La denuncia social en las películas del británico Ken Loach, y su guionista Paul Laverty que escribe desde Madrid, siempre es pertinente. Así ganó su segunda Palma de Oro hace tres años con Yo, Daniel Blake. También cuando trata de la agitada historia del Reino Unido e Irlanda con el que ganó la primera con El viento que agita la cebada en 2006. El actual Sorry we missed you es como una derivación de Yo, Daniel Blake. Aquella criticaba los recortes en la protección social pública, que deja abandonadas personas desvalidas sólo por la lógica de la rentabilidad. Esta se focaliza en la uberización de la economía, a partir de las nuevas tecnologías y el nuevo capitalismo de internet, que consigue cargarse las conquistas laborales de los trabajadores durante el último siglo.
Para explicarlo, Loach se vale de una familia de Newscatle donde el padre decide ponerse a trabajar para una empresa de distribución de paquetes que la gente encarga (para entendernos, lo más parecido a Amazon). El espíritu de libertad e iniciativa que le vende el responsable de la empresa se acaba convirtiendo en una pesadilla para el padre de familia, su mujer que trabaja de asistente social y sus dos hijos menores. No se puede poner enfermo, no tiene vacaciones y, cuando le surge un imprevisto, debe pagar una multa si no encuentra un sustituto.

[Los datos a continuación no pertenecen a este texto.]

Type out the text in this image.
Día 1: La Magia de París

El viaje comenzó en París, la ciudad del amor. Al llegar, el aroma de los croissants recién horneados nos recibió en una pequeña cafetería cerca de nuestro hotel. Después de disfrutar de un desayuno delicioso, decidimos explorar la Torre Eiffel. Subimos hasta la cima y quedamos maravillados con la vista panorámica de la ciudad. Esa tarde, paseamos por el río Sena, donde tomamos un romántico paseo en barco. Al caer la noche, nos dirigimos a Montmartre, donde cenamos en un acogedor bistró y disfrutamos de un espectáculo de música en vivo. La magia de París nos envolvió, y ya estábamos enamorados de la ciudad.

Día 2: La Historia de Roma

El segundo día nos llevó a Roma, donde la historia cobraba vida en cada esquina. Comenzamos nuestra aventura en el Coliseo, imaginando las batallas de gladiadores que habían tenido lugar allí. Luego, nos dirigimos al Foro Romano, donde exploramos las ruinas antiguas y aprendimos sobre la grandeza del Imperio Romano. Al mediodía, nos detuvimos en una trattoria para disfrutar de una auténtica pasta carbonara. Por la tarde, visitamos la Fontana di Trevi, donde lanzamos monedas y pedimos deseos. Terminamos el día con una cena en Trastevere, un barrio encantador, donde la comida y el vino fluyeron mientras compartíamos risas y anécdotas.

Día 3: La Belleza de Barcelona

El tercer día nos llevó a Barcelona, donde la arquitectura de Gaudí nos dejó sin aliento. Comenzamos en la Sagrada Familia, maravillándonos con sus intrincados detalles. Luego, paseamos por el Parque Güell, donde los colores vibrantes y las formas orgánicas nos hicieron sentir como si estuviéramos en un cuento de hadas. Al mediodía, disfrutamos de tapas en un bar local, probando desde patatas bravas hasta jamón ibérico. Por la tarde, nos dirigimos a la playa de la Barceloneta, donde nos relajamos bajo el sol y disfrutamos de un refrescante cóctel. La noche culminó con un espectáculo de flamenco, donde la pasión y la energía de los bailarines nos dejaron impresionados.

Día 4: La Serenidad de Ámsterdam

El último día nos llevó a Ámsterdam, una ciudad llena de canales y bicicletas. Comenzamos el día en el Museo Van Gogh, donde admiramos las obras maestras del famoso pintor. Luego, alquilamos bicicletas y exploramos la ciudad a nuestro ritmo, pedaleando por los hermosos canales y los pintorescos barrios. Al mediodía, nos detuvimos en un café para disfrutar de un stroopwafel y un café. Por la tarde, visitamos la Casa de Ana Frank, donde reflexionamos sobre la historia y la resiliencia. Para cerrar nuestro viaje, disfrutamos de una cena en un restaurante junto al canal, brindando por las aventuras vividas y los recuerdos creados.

El protagonista trabaja catorce horas seis días a la semana y, además, debe devolver el crédito de la furgoneta. En algún momento, esta historia de un hecho real en la vida de cada vez más gente arranca los aplausos del público. Pero a Loach, que tiene el mérito y coraje de seguir haciendo películas a sus casi 83 años, se le echa en falta aquella frescura de los personajes que respiraban y reían en un tono mucho más documental que ahora. Este determinismo cinematográfico es lo que le resta la fuerza de no caer simplemente en arquetipos y situaciones mecánicas.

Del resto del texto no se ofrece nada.